Across the UK, a net balance of +32% of respondents reported an increase in occupier demand at the all-sector level. This is up noticeably from a reading of +16% in the previous quarter and marks the strongest return for this indicator since 2015. When disaggregated, the industrial sector continues to post the strongest pick-up in tenant demand, registering a net balance of +60% this time (virtually unchanged from +61% in Q4). Significantly, respondents cited a clear upward shift in demand across the office occupier market in Q1, with the net balance improving to +30% from -3% beforehand. For the retail sector, the occupier demand indicator moved into relatively neutral territory at -1%, compared to -23% in Q4.
With regards to supply, both the office and retail sectors continue to see an increase in the availability of leasable space, albeit the pace of this growth (in net balance terms) is significantly reduced compared to last year. For the industrial sector, vacancy rates declined further over the quarter, with the latest net balance coming in at -47%. Interestingly, at the all-sector level, the Q1 net balance of -9% is the first outright negative reading for the overall availability measure since 2017.
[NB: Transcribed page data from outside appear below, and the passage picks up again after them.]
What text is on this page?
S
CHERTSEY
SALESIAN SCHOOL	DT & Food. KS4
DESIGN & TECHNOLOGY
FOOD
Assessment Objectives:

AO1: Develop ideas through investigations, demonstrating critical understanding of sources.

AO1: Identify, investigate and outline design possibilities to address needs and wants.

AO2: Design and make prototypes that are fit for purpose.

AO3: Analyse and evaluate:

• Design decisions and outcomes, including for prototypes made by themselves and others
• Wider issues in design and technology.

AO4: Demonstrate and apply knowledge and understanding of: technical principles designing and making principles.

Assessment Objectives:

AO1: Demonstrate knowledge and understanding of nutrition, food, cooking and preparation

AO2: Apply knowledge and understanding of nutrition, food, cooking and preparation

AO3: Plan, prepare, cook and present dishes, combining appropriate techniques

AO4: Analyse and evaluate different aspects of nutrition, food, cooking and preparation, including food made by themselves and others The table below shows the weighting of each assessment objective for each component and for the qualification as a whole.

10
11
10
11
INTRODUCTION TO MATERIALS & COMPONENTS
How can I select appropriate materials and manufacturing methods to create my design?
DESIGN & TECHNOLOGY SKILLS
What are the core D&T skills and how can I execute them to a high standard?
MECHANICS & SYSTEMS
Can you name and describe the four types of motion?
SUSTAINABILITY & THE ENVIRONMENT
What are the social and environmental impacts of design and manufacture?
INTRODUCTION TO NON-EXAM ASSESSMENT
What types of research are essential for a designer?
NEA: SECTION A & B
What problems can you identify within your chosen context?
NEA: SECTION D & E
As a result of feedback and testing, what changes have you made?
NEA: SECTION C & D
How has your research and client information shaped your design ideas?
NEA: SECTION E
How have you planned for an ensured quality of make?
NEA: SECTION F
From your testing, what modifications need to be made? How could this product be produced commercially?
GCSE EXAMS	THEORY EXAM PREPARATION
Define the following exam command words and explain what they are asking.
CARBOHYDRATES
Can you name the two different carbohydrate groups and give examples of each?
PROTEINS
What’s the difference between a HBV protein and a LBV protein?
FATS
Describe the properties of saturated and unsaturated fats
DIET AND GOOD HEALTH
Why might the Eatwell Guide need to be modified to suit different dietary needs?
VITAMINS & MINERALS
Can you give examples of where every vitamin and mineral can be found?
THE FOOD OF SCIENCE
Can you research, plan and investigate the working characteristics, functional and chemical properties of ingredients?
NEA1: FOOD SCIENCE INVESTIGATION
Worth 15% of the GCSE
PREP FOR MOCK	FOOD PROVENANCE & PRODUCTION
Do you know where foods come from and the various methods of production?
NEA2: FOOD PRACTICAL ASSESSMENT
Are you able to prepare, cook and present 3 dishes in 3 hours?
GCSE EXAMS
As a result, headline rental expectations for the near term moved further into expansionary territory during Q1, posting a net balance of +19% compared to +7% last time. This was mainly driven by the office sector, where the outlook turned from negative in Q4 to positive in the latest results (net balance -11% vs +9%). With respect to the next twelve months, prime office rents are now envisaged rising by
a net balance of +42% of respondents (up from +18% previously). That said, expectations are flat to marginally negative for secondary office rents. On the same basis, rents are anticipated to rise by a net balance of +81% and +66% of respondents for prime and secondary industrial space respectively in the year ahead. For prime retail, the negativity
around the rental outlook seen for some time has largely diminished, with the latest net balance of -14% the least downbeat return 2017. Even so, expectations remain steeped in negative territory for secondary retail, evidence by a net balance of -29% of contributors envisaging a fall in rents.
From a regional perspective, rental growth across the prime office market in Central London is anticipated to outpace most other regions over the coming twelve months. Interestingly however, the secondary office market in the South East now displays slightly positive annual rental projections, making
it the only region in which an upturn in the secondary office sector is expected.
On the investment side of the market, a net balance of +32% of contributors saw an increase in buyer enquiries at the all- property level during Q1. This is up from a reading of +19% in each of the past two quarters and is in fact the strongest figure posted since Q3 2015. Moreover, for the first time since 2017, the investment enquiries indicator is now in positive territory across each of the three traditional market sectors (office, industrial and retail), albeit only marginally so for retail.
In net balance terms, capital value expectations for the year ahead were revised higher (or became less negative) in both prime and secondary portions of the office and retail markets. For prime retail, the latest net balance of zero represents
the first non-negative return in almost five years. For the prime office sector, the net balance of +37% of respondents expecting a rise in capital values over the next twelve months is the firmest figure since Q4 2019. Meanwhile, although sentiment regarding the twelve-month capital value outlook across the industrial sector remains robust, the latest net balances edged down slightly from recent highs.
Turning to the alternative sectors tracked in the survey results, respondents envisage a firmly positive trend in both rents and capital values for data centres, multifamily residential, and aged care facilities over the year ahead. Furthermore, the outlook is also positive, albeit to a slightly more moderate degree, for student housing and hotels.
With respect to the latter, respondents now envisage a more consistent recovery progressing over the next twelve months having been hit hard by the pandemic since early 2020.